There has been a lot of RDP brute-force/DDOS attacks these last 3 or 4 weeks, much more than usual and this is a problem.
While the attacker can’t log on, too many incoming RDP connections on a VPS can freeze the remote desktop service, which means the legit user can’t log on either. These attacks are not sophisticated (at some point the attacker blocks itself as he’s sending too many requests, which freezes the RDP service, so he can’t send more requests…).
The VPS are “unmanaged”, which means it’s the end user job to secure its RDP access, but all of them do not all have the required IT security skills and knowledge to do this. It sounds better for us to deal with this.
So the solution we’ve put in place is adding an external firewall between the VPS and its private network:
– this firewall blocks incoming connection from attackers countries (Russia, Ukraine, China, …) and allow incoming connections from what we consider “safe countries” (USA, Canada, Western Europe, Australia, New-Zealand, …)
– still, attacks can still come from these “safe countries”: we’re able to detect suspicious incoming connections and block the specific networks they are coming from (a good example is a Dutch network which keeps sending brute-force RDP attacks)

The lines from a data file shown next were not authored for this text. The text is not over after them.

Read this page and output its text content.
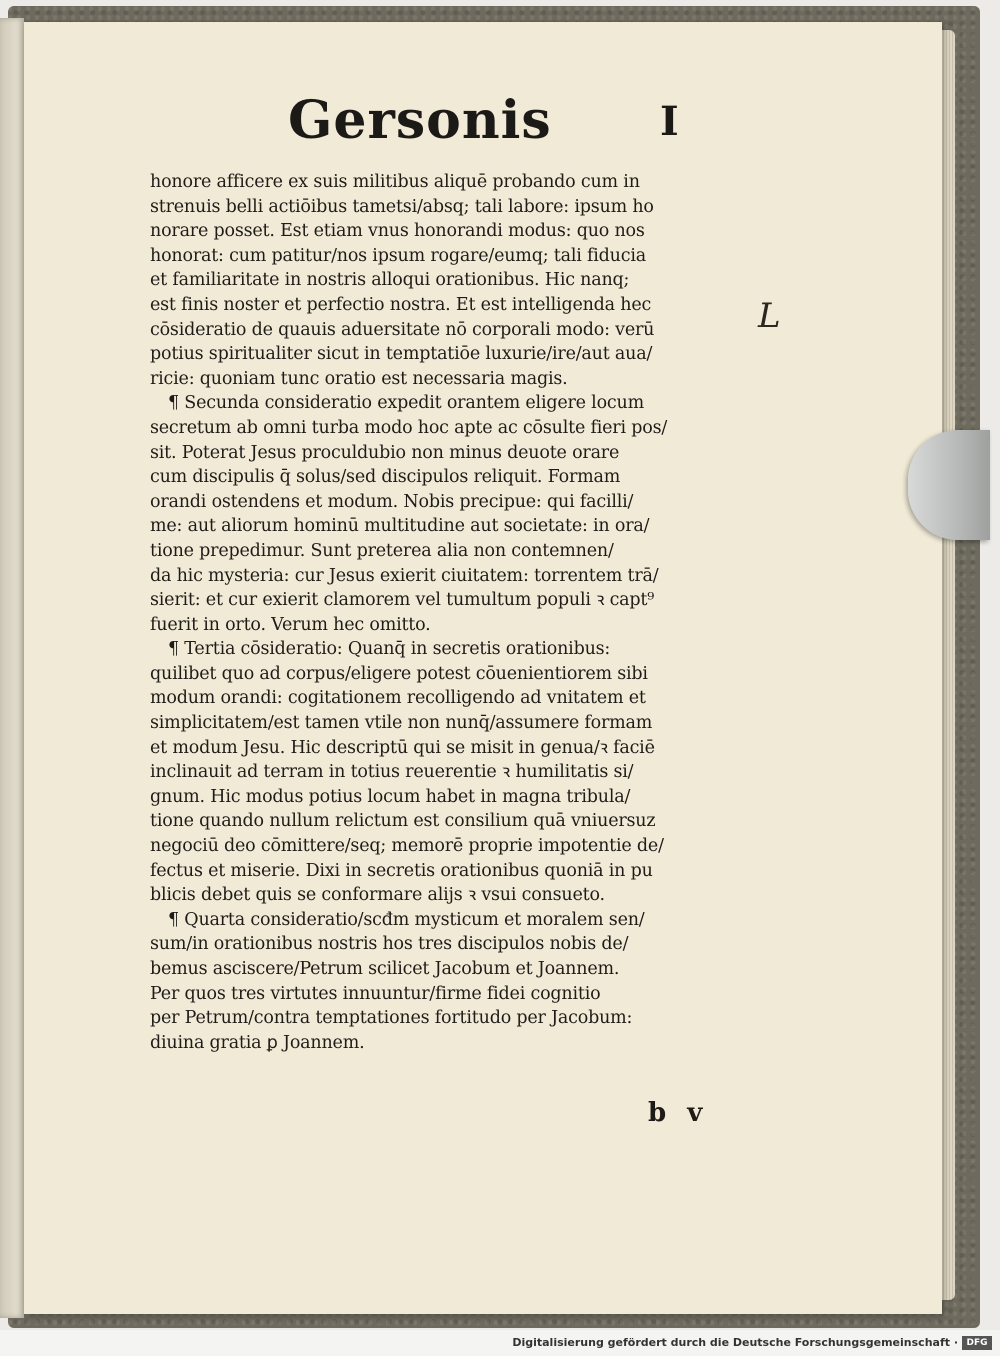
Gersonis	I
L
honore afficere ex suis militibus aliquē probando cum in
strenuis belli actiōibus tametsi/absq; tali labore: ipsum ho
norare posset. Est etiam vnus honorandi modus: quo nos
honorat: cum patitur/nos ipsum rogare/eumq; tali fiducia
et familiaritate in nostris alloqui orationibus. Hic nanq;
est finis noster et perfectio nostra. Et est intelligenda hec
cōsideratio de quauis aduersitate nō corporali modo: verū
potius spiritualiter sicut in temptatiōe luxurie/ire/aut aua/
ricie: quoniam tunc oratio est necessaria magis.
¶ Secunda consideratio expedit orantem eligere locum
secretum ab omni turba modo hoc apte ac cōsulte fieri pos/
sit. Poterat Jesus proculdubio non minus deuote orare
cum discipulis q̄ solus/sed discipulos reliquit. Formam
orandi ostendens et modum. Nobis precipue: qui facilli/
me: aut aliorum hominū multitudine aut societate: in ora/
tione prepedimur. Sunt preterea alia non contemnen/
da hic mysteria: cur Jesus exierit ciuitatem: torrentem trā/
sierit: et cur exierit clamorem vel tumultum populi ꝛ capt⁹
fuerit in orto. Verum hec omitto.
¶ Tertia cōsideratio: Quanq̄ in secretis orationibus:
quilibet quo ad corpus/eligere potest cōuenientiorem sibi
modum orandi: cogitationem recolligendo ad vnitatem et
simplicitatem/est tamen vtile non nunq̄/assumere formam
et modum Jesu. Hic descriptū qui se misit in genua/ꝛ faciē
inclinauit ad terram in totius reuerentie ꝛ humilitatis si/
gnum. Hic modus potius locum habet in magna tribula/
tione quando nullum relictum est consilium quā vniuersuz
negociū deo cōmittere/seq; memorē proprie impotentie de/
fectus et miserie. Dixi in secretis orationibus quoniā in pu
blicis debet quis se conformare alijs ꝛ vsui consueto.
¶ Quarta consideratio/scđm mysticum et moralem sen/
sum/in orationibus nostris hos tres discipulos nobis de/
bemus asciscere/Petrum scilicet Jacobum et Joannem.
Per quos tres virtutes innuuntur/firme fidei cognitio
per Petrum/contra temptationes fortitudo per Jacobum:
diuina gratia ꝑ Joannem.
b v
Digitalisierung gefördert durch die Deutsche Forschungsgemeinschaft · DFG
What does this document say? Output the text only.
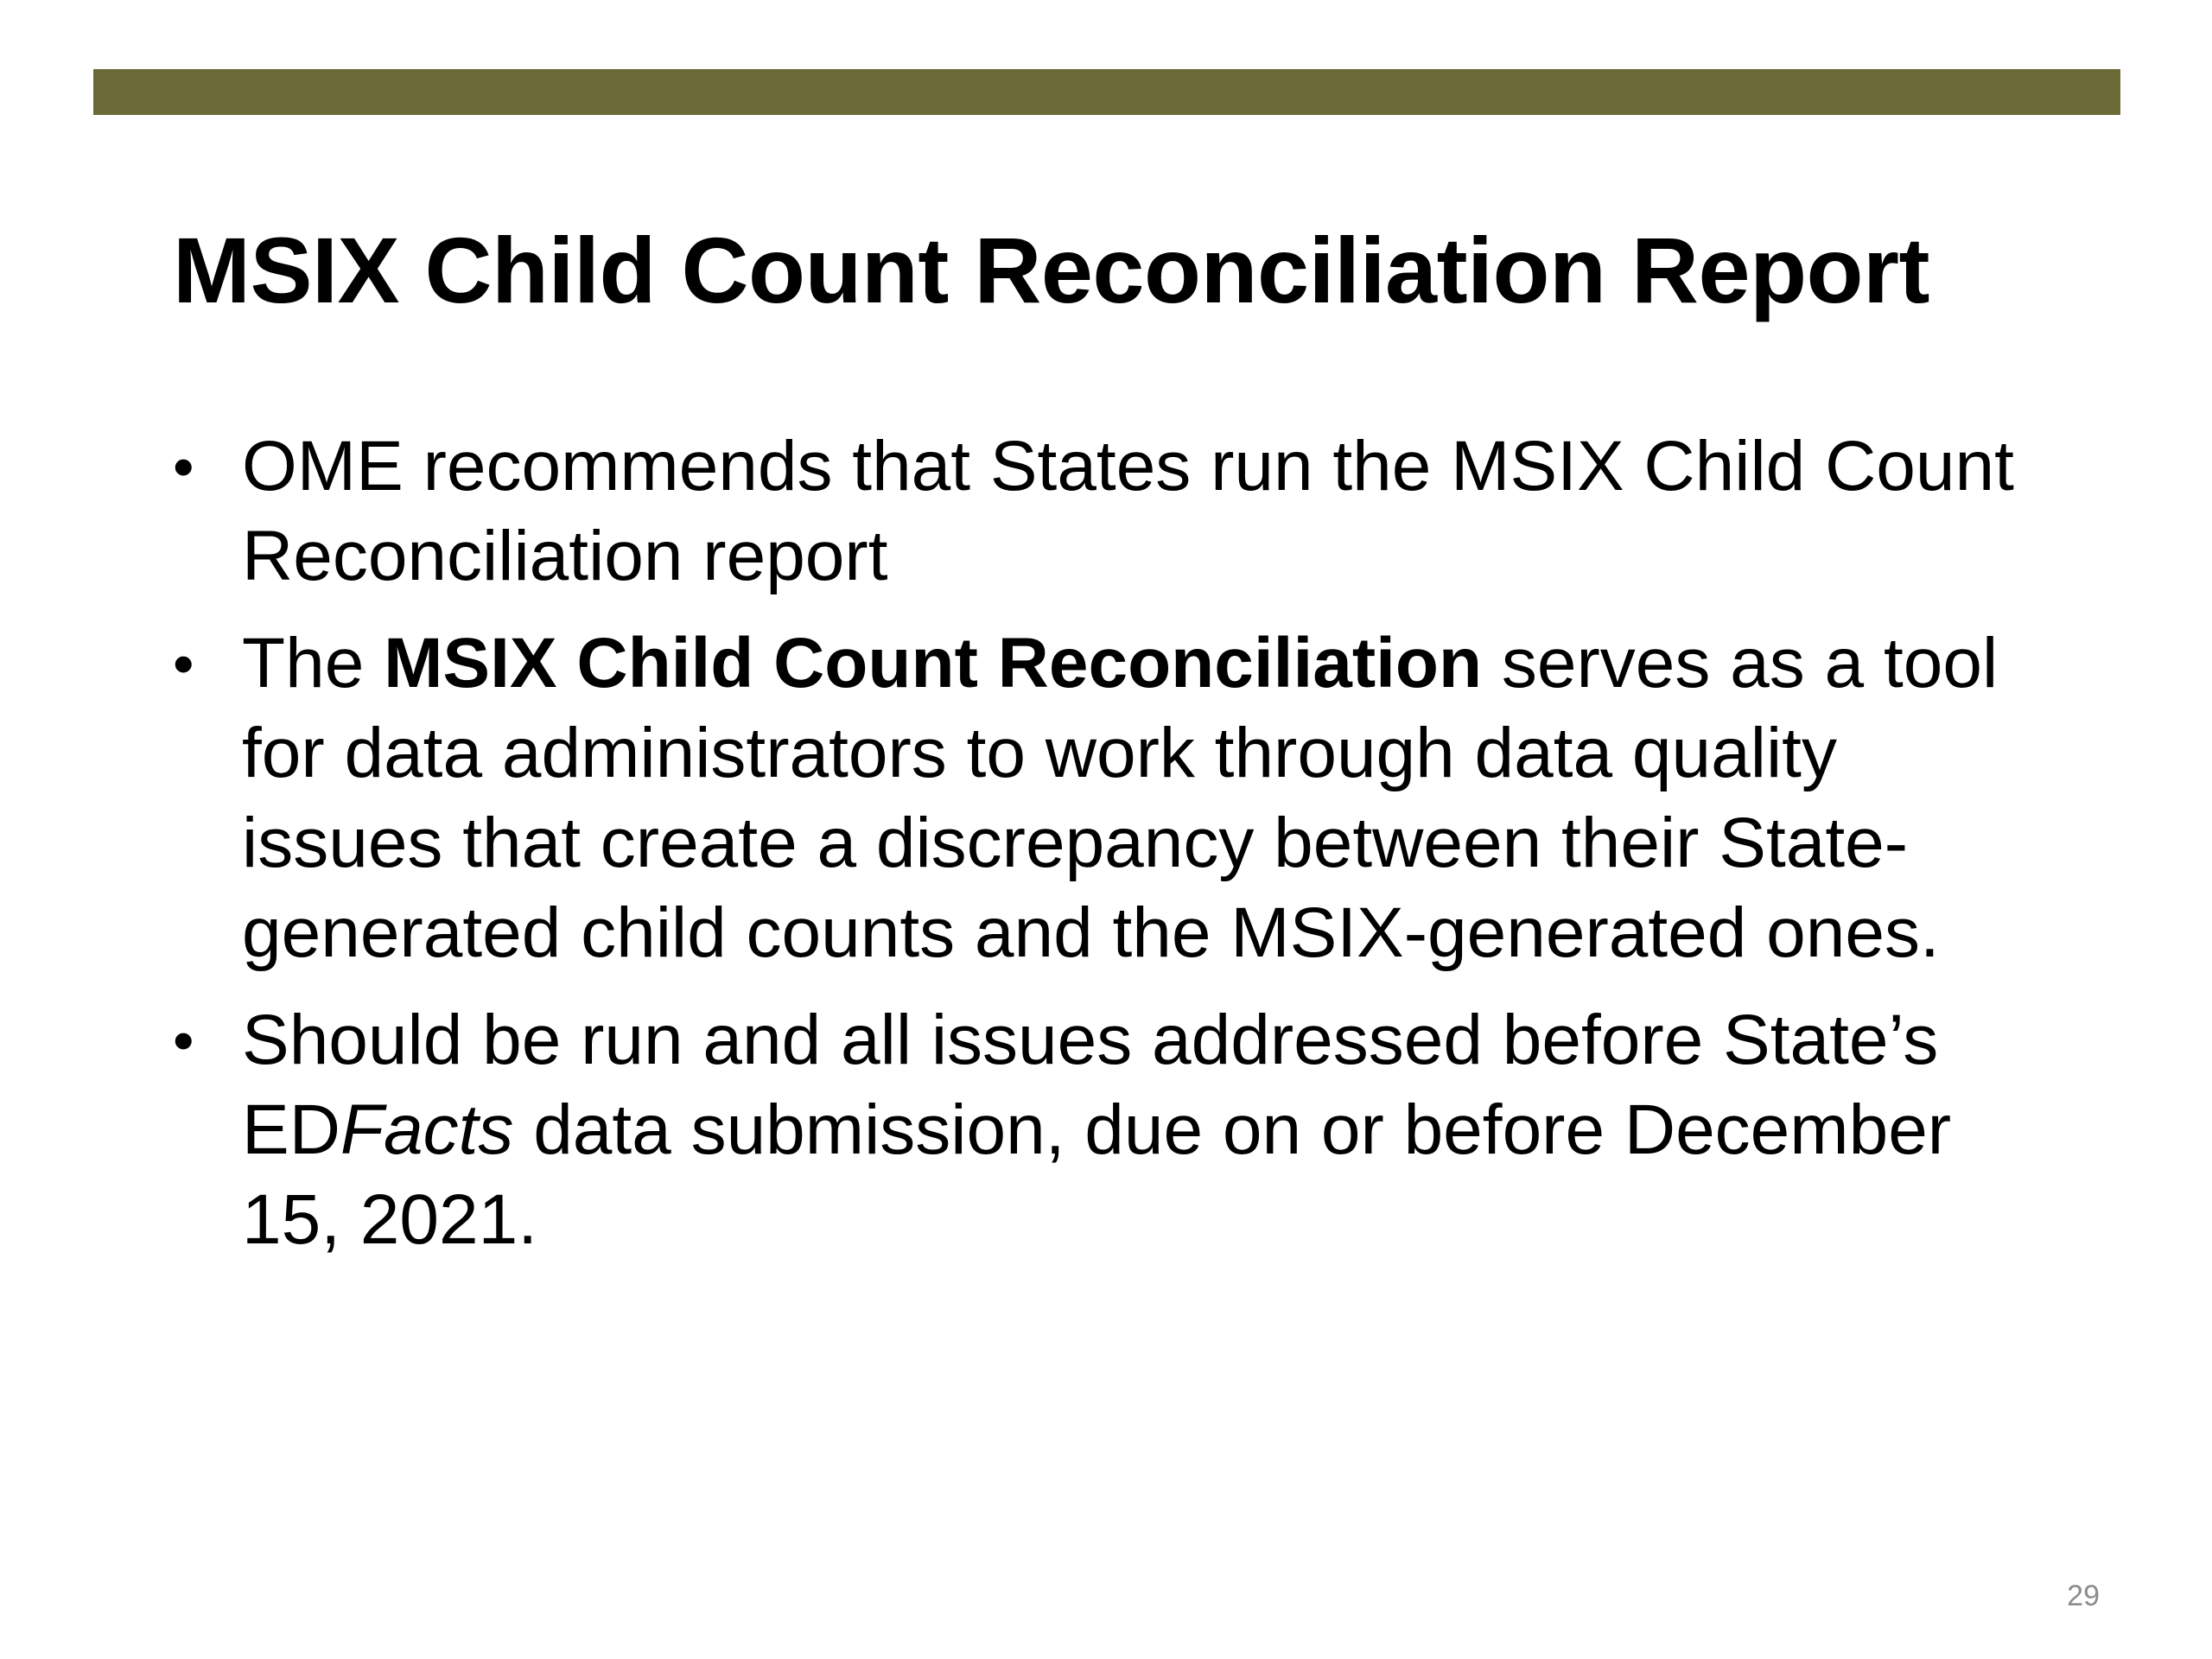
MSIX Child Count Reconciliation Report
• OME recommends that States run the MSIX Child Count Reconciliation report
• The MSIX Child Count Reconciliation serves as a tool for data administrators to work through data quality issues that create a discrepancy between their State-generated child counts and the MSIX-generated ones.
• Should be run and all issues addressed before State’s EDFacts data submission, due on or before December 15, 2021.
29
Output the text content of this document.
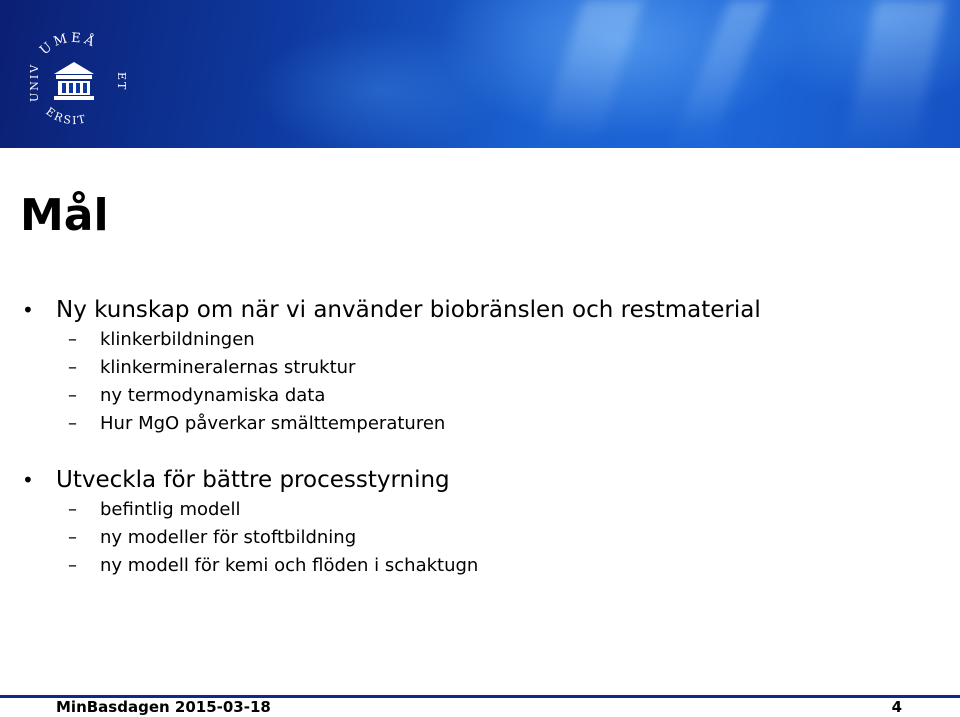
UMEÅ
UNIV
ERSIT
ET
Mål
• Ny kunskap om när vi använder biobränslen och restmaterial
– klinkerbildningen
– klinkermineralernas struktur
– ny termodynamiska data
– Hur MgO påverkar smälttemperaturen
• Utveckla för bättre processtyrning
– befintlig modell
– ny modeller för stoftbildning
– ny modell för kemi och flöden i schaktugn
MinBasdagen 2015-03-18	4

– the VPS firewall still useful and has to stay active, as a second security layer and as it’s required by the security tool we install by default (which blocks an IP address from someone trying to log on multiple times with the wrong credentials). This Windows firewall is not efficient against the recent brute-force attacks, which is more a kind of DDOS, as the attacker never reach the point where it enters credentials
Consequences for the end-user:
– no restart of the machine required, all is done online. There is a few seconds network disconnection as the VPS will get a new default router, but that’s all
– the IP address changed: if your DNS resolver is fast enough it will then be 100% transparent. If not the end user can simply do a “ipconfig /flushdns” on his Windows laptop/desktop to be able to reach his machine with its usual name again
– as the IP address changed a software like TradeStation may ask to register this new IP again
– if the end-user is travelling in a country which is blocked, we can then allow a specific country to access a specific VPS, or we can let the user to use our VPN servers (which was in USA and Europe)
All these changes have been done:
– if a user was blocked, we put his machine behind these firewalls in real time (well, in few minutes 😉 )
– the other machines during a Saturday
While we’re reluctant to complexify any infrastructure (more parts in an engine -> more failure risks), the changes were done slowly and carefully and no negative impacts was found.